Your project can have deeper levels of hierarchy: subdirectors under
subdirectories. For instance, the exercises
folder has a subdirectory
exercises/data
; this is where exercise datasets live. In your own projects,
you should keep your data unaltered in some kind of data directory.
21.4 Protect your data!
Never make alterations to your raw data! Even if your data have errors, it’s far better to document those errors somewhere, such that you have a papertrail for what changed and why. It is far better practice to keep your data unedited, and simply write processed data to an additional file.
If your data needs preprocessing—say to fix errors or simply to wrangle data—write a preprocessing Rmarkdown file that takes in the raw data, and writes out a processed version of the data. You can then load the processed data in later scripts, and all of your processing steps will be permanently documented.
21.5 Practice: Set up a project
Let’s set you up for future success by creating a directory for your Project 1.

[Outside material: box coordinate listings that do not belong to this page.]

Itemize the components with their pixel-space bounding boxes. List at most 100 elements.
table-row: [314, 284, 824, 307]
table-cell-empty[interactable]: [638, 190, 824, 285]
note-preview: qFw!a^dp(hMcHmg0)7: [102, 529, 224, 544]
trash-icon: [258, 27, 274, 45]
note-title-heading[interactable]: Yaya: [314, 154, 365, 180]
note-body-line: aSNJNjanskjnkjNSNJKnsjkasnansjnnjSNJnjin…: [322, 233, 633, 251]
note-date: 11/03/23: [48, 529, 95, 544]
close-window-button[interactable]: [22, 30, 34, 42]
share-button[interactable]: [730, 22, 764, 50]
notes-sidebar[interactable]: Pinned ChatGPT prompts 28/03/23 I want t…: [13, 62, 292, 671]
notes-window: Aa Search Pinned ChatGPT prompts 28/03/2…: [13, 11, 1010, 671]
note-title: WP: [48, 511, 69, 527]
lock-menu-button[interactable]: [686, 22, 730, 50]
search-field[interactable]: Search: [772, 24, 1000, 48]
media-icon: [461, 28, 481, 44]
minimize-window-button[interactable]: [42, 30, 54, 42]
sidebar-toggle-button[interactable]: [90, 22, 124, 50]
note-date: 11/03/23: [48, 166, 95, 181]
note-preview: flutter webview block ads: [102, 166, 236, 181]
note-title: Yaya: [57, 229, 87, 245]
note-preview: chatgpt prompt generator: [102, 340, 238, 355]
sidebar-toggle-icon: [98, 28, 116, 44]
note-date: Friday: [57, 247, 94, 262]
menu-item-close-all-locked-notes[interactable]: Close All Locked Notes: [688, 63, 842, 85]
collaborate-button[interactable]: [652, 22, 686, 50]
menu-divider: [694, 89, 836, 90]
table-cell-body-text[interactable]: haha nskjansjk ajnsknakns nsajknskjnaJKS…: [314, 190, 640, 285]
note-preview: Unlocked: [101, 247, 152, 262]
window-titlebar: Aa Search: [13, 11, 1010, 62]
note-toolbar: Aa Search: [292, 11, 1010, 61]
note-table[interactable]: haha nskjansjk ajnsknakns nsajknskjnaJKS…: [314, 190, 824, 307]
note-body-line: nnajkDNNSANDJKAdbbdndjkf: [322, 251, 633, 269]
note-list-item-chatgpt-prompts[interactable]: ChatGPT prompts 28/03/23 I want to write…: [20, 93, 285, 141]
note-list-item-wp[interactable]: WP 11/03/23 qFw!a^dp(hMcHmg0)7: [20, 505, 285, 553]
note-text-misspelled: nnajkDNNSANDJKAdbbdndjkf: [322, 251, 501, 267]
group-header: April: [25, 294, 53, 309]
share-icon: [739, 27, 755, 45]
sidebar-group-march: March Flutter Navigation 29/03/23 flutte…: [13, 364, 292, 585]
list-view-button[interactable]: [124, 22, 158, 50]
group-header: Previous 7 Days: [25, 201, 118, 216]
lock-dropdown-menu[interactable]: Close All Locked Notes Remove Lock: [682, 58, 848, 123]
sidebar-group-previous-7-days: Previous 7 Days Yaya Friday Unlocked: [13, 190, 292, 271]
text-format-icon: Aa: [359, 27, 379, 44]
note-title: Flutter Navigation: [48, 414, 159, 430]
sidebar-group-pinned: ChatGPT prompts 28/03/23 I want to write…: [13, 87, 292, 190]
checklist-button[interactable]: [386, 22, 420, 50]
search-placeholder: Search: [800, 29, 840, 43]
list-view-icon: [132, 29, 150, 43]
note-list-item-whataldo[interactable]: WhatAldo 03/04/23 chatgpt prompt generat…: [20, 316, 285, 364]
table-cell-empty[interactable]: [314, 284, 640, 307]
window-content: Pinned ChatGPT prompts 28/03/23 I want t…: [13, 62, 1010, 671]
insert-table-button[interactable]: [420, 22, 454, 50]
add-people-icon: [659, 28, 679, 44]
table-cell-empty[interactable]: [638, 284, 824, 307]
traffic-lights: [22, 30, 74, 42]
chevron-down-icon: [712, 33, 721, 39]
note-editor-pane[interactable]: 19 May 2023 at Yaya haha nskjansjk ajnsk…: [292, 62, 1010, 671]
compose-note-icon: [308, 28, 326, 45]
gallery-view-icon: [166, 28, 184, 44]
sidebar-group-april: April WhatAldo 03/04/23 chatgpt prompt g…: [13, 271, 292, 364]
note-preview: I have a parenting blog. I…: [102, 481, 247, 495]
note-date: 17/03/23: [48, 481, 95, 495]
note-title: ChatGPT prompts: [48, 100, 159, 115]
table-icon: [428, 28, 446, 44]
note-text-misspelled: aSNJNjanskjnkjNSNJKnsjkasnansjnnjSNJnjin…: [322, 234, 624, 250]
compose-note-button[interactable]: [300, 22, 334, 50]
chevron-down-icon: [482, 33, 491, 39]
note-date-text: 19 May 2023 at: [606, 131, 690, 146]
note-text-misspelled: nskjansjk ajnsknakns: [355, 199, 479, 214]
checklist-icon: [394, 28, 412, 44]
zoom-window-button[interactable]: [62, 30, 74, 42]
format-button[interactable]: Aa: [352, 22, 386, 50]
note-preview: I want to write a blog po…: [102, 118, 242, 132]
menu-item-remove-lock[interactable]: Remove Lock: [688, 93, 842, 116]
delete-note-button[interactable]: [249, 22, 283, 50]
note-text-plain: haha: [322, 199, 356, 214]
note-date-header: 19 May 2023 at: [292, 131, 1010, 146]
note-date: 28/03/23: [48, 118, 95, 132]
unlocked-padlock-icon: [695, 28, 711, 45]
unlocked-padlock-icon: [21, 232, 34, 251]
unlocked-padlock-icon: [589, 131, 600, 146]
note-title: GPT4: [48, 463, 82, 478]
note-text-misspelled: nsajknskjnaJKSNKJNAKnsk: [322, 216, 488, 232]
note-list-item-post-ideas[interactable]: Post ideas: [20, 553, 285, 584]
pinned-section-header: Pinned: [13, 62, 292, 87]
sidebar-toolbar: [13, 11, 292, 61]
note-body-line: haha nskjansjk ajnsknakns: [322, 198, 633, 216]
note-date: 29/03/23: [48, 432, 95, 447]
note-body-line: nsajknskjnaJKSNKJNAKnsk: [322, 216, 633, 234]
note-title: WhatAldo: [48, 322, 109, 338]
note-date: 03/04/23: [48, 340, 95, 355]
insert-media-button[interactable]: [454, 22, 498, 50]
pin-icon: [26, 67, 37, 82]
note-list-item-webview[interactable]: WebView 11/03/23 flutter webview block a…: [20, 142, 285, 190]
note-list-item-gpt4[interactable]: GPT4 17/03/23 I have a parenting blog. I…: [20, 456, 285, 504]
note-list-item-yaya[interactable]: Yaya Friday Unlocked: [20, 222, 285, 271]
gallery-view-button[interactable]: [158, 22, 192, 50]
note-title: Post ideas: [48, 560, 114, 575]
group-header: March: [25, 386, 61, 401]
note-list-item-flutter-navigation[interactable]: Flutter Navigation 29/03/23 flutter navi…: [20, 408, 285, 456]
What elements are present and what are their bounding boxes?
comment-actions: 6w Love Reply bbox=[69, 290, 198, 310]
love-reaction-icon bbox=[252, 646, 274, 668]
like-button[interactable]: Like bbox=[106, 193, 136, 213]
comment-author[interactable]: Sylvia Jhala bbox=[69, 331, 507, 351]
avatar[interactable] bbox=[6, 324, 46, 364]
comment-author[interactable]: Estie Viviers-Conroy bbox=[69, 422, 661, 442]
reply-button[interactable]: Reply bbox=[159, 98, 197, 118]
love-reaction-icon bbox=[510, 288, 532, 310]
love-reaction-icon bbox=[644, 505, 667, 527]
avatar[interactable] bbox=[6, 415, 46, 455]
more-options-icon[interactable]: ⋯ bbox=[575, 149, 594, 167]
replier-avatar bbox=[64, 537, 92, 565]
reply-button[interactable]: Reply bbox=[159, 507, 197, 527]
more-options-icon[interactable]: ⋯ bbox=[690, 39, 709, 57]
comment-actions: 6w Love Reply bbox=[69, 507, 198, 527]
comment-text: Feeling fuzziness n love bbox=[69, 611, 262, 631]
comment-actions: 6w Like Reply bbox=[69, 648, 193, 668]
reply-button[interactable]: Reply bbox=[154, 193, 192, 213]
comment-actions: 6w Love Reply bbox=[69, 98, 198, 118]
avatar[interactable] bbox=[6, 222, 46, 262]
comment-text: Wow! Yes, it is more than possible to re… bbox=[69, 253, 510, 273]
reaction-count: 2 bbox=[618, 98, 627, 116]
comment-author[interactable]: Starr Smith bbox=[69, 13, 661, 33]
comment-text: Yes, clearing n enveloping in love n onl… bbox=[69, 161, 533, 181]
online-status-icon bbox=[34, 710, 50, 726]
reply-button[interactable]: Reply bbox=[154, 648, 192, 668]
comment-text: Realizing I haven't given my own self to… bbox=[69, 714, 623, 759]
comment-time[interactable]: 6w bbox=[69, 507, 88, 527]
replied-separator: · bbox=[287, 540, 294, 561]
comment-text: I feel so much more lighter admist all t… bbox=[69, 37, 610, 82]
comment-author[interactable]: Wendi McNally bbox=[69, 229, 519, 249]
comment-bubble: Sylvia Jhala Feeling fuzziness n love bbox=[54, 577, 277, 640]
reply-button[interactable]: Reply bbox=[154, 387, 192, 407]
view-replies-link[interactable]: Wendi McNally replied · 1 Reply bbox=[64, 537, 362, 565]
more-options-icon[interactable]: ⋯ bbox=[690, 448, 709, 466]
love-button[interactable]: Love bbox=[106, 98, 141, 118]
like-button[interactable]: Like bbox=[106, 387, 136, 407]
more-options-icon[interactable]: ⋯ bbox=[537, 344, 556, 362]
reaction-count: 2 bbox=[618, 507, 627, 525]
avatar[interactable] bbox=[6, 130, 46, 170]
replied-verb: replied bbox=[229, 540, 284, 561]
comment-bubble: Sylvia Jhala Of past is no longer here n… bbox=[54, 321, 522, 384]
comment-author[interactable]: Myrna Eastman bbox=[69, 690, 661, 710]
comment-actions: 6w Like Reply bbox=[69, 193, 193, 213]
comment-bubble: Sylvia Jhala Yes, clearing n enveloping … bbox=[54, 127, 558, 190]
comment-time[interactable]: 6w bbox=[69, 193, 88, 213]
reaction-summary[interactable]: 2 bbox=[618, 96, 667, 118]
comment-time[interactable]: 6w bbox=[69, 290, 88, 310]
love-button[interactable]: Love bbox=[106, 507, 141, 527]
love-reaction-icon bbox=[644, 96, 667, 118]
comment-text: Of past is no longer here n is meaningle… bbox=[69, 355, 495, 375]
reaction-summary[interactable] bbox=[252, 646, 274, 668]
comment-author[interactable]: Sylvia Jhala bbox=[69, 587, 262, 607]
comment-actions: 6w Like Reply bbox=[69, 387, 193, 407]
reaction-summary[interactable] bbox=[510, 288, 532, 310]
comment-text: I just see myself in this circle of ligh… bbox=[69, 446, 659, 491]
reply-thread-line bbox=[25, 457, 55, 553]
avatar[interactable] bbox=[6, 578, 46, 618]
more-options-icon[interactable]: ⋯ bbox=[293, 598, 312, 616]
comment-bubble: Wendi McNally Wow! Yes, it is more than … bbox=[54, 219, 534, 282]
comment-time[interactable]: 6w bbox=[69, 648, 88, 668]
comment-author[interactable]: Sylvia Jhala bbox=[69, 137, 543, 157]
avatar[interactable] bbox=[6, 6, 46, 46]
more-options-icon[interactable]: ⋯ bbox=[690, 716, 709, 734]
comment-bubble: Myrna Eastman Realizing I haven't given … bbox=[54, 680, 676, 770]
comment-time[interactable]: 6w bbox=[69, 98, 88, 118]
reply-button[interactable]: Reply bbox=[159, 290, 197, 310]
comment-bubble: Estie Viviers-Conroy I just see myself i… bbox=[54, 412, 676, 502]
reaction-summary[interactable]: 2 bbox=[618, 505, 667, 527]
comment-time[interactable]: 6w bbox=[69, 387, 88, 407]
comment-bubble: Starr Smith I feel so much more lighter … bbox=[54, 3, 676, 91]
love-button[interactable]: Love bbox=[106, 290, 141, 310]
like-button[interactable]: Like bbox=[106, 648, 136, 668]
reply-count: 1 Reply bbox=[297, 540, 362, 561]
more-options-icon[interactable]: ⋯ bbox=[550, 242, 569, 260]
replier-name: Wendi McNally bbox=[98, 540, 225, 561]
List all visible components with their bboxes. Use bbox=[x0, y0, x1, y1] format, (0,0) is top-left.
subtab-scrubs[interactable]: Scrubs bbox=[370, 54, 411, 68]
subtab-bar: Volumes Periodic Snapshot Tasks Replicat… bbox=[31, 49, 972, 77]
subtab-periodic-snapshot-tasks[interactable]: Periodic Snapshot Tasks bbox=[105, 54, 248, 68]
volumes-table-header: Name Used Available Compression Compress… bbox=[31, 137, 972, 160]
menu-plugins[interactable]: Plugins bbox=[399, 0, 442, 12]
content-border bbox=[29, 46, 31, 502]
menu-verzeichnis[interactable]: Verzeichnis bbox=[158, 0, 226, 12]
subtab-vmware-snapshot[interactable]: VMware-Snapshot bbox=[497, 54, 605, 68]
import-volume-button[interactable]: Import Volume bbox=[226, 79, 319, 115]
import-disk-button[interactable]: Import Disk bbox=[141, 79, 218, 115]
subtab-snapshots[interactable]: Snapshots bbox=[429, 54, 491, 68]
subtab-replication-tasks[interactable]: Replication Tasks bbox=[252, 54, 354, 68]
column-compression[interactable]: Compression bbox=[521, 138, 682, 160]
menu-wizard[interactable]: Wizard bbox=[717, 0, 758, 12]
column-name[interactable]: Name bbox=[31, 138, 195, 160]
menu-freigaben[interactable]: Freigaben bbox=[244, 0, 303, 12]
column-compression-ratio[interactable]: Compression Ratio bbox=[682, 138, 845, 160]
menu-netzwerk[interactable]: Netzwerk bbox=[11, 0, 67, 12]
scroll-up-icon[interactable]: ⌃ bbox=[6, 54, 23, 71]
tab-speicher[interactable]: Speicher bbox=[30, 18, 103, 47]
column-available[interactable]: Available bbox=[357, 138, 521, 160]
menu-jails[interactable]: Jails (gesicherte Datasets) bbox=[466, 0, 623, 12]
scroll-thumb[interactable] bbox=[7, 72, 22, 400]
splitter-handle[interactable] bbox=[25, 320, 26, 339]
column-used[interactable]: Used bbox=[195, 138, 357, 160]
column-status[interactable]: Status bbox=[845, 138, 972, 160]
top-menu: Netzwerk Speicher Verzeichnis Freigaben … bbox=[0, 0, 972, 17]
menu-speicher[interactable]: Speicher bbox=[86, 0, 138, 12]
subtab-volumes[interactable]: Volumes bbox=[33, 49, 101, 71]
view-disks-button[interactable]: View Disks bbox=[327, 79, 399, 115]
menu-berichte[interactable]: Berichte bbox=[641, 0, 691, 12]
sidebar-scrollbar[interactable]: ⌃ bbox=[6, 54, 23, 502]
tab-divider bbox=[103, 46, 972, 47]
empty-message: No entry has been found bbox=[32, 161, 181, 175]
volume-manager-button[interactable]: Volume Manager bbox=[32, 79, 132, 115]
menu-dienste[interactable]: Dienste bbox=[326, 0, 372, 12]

21.5.1 q1 Create a project directory in your personal data science rep called
p01-name
. If you already know what you’re going to work on, feel free to
replace name
with something sensible. If you don’t know what to call it yet,
don’t worry—you can change it later!
21.5.2 q2 Create a data
directory under p01-name
; you should then have
p01-name/data
. This is where you will put any data files you read or write in the project.
There’s a trick to committing an empty folder with Git. We’ll need to introduce some kind of file to preserve an empty directory structure.
21.5.3 q3 Create an empty file called .gitignore
under your data
folder. You
can do this from the root of your data science repo by using the following from your command line:
# Move to your data science directory
$ ~/path/to/your/data-science-work # Replace with your real directory!
# Add the special .gitignore file
$ touch p01-name/data/.gitignore
A .gitignore
file is a useful
tool; it
tells git what kinds of files to ignore when it comes to tracking files. We’re
using it here for a different purpose; we can now commit that .gitignore
in
order to commit our directory structure.
Commit and push your directory structure. You can fill this in once you start Project 1.
Key Takeaways:
- Isolate your project by making a folder for that specific project.
- Structure your project by creating directories for different filetypes: data, analysis code, and outputs.
- Protect your raw data somewhere, do not make irreversible edits to the raw data.